Friday, December 24, 2010

Sequel to IN THE NICK OF TIME

The sequel to my novel IN THE NICK OF TIME is finished. Currently titled THE TIME OF HIS LIFE, I thought I would share the first chapter. Without revealing the ending to IN THE NICK OF TIME, this new novel involves Andy, Miranda and Roger again and of course the sage-like influence of Grandma Geri. More time travel and those impetuous incense sticks. For the fans: here is Chapter One of THE TIME OF HIS LIFE:


CHAPTER 1

Jake Hollis has been dead for eighty-five years. He was fifteen years old when he died, and he was solemnly buried in the now deserted and forgotten Quaker cemetery in Prospect Park, Brooklyn. His funeral, on August 27, 1925, was a relieved cool morning after a five day heat wave. His father and mother, ashen faced, shocked, mute, stood at his grave. His mother held the hand of Jake’s eight-year-old sister while his brother, thirteen, stood alone willing himself to be strong. When Jake’s coffin was lowered into the soil, his brother broke down. A forgiving breeze stirred the trees but would not dry their tears. Jake’s only aunt would stay with the family another two months to help manage the household.

In a box full of photographs and crinkly memorabilia of a long defunct boys’ camp called Camp Forest Hills, there is a picture or two of Jake Hollis. This box is one of a collection of five boxes located in a modest mansion in Concord, New Hampshire. How the photographs ended up there, no one seems to know, but in Mrs. Abigail Bishop’s spacious and organized attic the photos of Jake have rested for thirty-seven years. When she died, her family donated the five boxes, as well as two trunks and a sled, to the New Hampshire Historical Society.

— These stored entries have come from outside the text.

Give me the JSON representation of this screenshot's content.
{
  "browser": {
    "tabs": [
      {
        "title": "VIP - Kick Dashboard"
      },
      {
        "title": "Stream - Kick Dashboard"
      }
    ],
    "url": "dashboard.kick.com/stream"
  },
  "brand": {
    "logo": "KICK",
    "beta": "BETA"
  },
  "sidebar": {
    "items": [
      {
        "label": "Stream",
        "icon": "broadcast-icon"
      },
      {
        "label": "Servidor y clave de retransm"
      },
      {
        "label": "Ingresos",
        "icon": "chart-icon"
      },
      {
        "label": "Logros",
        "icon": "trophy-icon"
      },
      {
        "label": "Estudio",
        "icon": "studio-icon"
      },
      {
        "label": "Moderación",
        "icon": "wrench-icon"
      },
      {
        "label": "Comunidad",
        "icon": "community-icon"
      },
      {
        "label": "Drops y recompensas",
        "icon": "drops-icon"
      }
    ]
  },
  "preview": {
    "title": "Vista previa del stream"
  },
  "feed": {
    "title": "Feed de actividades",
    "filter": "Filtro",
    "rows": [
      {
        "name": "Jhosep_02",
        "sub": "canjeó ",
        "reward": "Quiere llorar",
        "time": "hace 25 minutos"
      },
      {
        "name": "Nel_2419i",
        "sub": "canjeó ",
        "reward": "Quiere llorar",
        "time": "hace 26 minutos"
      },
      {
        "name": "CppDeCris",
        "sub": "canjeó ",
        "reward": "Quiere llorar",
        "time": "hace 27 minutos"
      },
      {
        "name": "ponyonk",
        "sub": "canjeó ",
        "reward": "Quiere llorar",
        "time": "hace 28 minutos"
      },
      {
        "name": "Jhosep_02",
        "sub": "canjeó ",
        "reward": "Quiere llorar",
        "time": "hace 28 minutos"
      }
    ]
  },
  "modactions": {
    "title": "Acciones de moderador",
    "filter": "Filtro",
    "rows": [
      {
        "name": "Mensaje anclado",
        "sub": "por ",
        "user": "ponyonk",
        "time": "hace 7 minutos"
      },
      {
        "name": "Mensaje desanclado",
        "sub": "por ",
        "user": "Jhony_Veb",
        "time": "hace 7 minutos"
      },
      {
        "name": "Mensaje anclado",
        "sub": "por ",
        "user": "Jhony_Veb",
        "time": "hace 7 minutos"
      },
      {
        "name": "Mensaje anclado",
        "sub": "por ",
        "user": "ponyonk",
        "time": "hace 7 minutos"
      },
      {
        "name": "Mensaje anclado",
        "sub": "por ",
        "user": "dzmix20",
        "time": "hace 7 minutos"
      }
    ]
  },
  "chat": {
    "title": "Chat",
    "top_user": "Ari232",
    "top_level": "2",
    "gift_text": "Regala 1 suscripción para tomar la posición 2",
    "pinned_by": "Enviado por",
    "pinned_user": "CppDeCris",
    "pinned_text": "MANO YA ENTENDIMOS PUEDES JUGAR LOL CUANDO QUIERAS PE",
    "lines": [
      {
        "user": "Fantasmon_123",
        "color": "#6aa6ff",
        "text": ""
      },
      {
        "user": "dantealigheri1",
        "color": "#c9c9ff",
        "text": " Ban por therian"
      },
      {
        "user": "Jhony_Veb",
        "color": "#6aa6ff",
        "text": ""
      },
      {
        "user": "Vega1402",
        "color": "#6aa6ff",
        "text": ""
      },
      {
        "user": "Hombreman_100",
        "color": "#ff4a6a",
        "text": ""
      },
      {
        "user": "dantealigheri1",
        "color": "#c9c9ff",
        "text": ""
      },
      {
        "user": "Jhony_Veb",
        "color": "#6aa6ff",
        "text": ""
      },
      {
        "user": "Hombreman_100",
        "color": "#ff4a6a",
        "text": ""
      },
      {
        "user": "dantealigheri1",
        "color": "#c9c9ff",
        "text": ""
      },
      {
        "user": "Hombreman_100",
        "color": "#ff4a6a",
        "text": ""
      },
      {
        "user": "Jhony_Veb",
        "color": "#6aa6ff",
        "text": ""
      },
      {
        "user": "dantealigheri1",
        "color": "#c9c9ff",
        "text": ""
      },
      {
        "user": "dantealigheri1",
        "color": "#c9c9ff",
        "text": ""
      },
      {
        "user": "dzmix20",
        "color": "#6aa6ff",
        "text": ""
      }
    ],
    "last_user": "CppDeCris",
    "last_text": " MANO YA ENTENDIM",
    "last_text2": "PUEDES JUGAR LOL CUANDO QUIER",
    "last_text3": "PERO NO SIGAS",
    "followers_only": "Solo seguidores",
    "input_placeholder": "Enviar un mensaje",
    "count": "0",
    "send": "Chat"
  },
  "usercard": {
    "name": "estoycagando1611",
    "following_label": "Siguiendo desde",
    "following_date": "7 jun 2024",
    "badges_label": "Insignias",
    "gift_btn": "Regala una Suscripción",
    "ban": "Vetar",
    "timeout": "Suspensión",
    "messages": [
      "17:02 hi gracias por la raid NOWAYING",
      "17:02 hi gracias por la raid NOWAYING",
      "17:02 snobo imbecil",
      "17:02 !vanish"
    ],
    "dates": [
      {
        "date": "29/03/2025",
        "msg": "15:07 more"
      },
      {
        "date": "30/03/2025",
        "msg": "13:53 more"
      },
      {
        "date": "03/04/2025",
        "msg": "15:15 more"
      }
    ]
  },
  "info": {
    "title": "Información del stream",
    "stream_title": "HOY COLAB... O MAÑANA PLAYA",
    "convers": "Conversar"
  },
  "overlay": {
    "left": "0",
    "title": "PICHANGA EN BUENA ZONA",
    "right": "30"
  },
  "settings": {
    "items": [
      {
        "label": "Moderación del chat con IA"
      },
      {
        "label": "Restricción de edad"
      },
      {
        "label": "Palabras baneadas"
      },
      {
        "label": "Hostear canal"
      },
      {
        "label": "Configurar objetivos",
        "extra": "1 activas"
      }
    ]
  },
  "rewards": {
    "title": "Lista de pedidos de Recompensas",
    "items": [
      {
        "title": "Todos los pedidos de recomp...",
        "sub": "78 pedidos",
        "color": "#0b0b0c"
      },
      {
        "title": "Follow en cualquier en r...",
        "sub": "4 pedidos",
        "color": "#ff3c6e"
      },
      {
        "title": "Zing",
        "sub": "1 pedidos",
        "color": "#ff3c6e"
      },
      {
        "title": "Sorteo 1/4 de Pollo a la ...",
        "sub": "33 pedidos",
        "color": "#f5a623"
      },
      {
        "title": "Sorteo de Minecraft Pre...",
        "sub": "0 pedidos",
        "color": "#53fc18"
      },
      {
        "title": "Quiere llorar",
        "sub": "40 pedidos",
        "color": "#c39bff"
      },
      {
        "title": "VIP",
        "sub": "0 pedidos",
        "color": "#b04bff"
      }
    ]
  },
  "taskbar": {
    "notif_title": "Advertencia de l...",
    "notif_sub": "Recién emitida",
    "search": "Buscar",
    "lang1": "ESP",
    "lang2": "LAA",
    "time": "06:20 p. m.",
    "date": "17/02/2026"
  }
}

After looking through the contents, David Flanders, the curator at the Society, decided to mount an exhibit. The boxes contained a wealth of fascinating information on the history of the boys’ camps that flourished in the state from 1900 to the present. Not just Camp Forest Hills, but wild sounding camp names like Camp Pasquaney, Camp Asquam, and Camp Mowglis. The boxes were filled with old letters from camp children, menus, daily schedules of the camps, tax receipts and even old yearbooks. There were sixty-four sepia colored and black and white photographs: boys playing sports, boys swimming, hiking, sitting in their tents. Boys staring into the camera, engaged in rifle practice or working on projects in the woodshop, posed for eternity.

Mr. Flanders thought it was the perfect exhibit for the summer and even into the fall, as the Society was overrun with tourist visitors during that time of year. Jake, the boy who died, was in two of the sixty-four pictures. The first was a group photograph of the campers at Camp Forest Hills of 1925. Jake is in the second row, the last boy on the right: bent down on his right knee, arms crossed, as were all the others and he stares at the camera intently. While the boys are wedged together, shoulder to shoulder, he is slightly, just slightly, apart. His dark hair falls across his forehead. He’s not heavy or stocky; 1925 was a different time when there were no Doritos, no McDonalds, no quick and easy greasy chicken. The boys look healthy, well fed, but muscular. Jake weighs 135 pounds; he is 5 feet 8 inches tall. Had he lived he would have grown taller. He would have gained more weight. There is no smile on his face: but there are no smiles on anyone’s face. The boys were told to do that: showing the seriousness of these summer camps, these camps that taught young kids how to survive, how to be mature men for the future. But Jake didn’t survive. He died. During that summer, his first time at the camp, he died.

The second picture of Jake is the camp’s baseball team. He is standing, again a little away from the other campers, on the left. He’s gripping a baseball bat, but the bat is touching the ground, as if Jake is about to raise it for a swing. He’s leaning against a cabin and his left arm is looped over the railing. He grins. Perhaps he and the team are about to start a game. He’s wearing a baseball uniform. The other guys don’t have uniforms; they’re dressed in shorts and old shirts. Jake’s uniform was a gift from his dad, something for the camp adventure he was about to embark on.

For thirty-seven years, through summers and winters, these two simple, quiet pictures of Jake Hollis stayed in that box in Mrs. Bishop’s attic. Today, carefully, respectfully, Mr. Flanders removes all the photos, separates the materials and creates the Historical Society’s new exhibit. The two photos of Jake will go up on the wall. The exhibit is on the second floor of the New Hampshire Historical Society. The building, which opened in 1906, is found across the street from the State House in Concord. It will take a visit by a very special, sensitive boy named Andy Mackpeace to look at these photos, and Jake will finally, finally, after eighty-five years of being silent, speak to the living.